La constitution de la réserve d’or s’inscrit dans le cadre de la mise en œuvre du Plan d’Action pour la Stabilisation et le Développement (PA-SD) adopté par Gouvernement en 2022. Il est l’instrument d’opérationnalisation de la politique nationale de développement durant la période de la Transition. Il prévoit des activités majeures dans le secteur minier qui visent à développer un secteur industriel et artisanal compétitif, à forte valeur ajoutée et créateur d’emplois décents ».

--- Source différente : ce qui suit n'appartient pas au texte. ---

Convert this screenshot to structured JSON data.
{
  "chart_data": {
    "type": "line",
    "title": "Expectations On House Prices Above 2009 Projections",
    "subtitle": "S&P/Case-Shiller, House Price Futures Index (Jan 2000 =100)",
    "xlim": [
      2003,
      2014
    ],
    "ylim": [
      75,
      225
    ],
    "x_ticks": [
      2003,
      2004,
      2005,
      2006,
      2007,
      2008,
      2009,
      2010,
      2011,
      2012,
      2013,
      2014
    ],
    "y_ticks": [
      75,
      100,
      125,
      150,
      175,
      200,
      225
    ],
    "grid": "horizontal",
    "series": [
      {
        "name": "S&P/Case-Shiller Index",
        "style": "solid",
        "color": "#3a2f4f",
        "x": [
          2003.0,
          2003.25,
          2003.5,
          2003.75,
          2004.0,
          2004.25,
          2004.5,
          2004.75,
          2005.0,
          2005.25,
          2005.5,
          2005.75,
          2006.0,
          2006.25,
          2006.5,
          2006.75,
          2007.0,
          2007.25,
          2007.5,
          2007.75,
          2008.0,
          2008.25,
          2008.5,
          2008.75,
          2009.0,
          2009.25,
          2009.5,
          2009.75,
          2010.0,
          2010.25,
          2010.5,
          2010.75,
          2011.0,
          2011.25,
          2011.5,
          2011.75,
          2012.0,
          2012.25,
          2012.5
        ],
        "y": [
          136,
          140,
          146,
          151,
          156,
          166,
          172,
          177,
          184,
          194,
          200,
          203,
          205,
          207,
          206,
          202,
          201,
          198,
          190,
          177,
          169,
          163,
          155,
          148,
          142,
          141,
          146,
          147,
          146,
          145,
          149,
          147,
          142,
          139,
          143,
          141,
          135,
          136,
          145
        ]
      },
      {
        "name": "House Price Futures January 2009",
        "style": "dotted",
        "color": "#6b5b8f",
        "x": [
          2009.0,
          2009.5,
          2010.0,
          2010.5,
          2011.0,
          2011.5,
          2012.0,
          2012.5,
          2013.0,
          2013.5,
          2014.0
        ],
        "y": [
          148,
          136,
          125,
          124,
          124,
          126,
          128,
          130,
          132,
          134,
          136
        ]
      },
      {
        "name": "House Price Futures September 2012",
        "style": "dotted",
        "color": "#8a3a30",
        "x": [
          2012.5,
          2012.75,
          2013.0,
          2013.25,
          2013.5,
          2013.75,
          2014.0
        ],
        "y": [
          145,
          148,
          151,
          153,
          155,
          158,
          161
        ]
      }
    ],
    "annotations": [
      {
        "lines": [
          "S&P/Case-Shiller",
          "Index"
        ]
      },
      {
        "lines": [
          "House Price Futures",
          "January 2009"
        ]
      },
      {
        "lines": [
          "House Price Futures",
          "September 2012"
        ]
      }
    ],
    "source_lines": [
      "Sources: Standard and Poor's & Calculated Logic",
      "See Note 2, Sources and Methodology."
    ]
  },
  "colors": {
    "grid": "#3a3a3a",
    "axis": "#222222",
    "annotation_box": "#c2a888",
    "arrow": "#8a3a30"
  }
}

Le gouvernement s’atèle à la définition d’un cadre juridique et institutionnel approprié pour sa constitution et sa gestion.

L’approvisionnement de la réserve d’or peut provenir plusieurs sources dont l’or de production artisanale et semi-mécanisée au plan national ; l’or de production industrielle (grandes et petites mines) ; l’or importé de la sous-région ou d’autres régions du monde ; l’or affiné en provenance de raffineries nationales ; l’or produit dans les unités de traitement des résidus miniers et l’or confisqué au profit de l’État.

Pour terminer, je dirai que la maîtrise des quantités d’or issues de l’Exploitation minière artisanale et à Petite échelle (EMAPE) constitue un défi majeur pour notre pays. Pour relever ce défini il est plus que nécessaire d’articuler une vision claire et de développement une synergie d’actions entre les acteurs. Les quantités d’or collectées à ce jour par la SONASP démontre à souhait que le potentiel est réel mais qu’il convient de travailler à alléger les contraintes de la chaine formelle de commercialisation de l’or afin de créer les conditions d’un commerce responsable de l’or.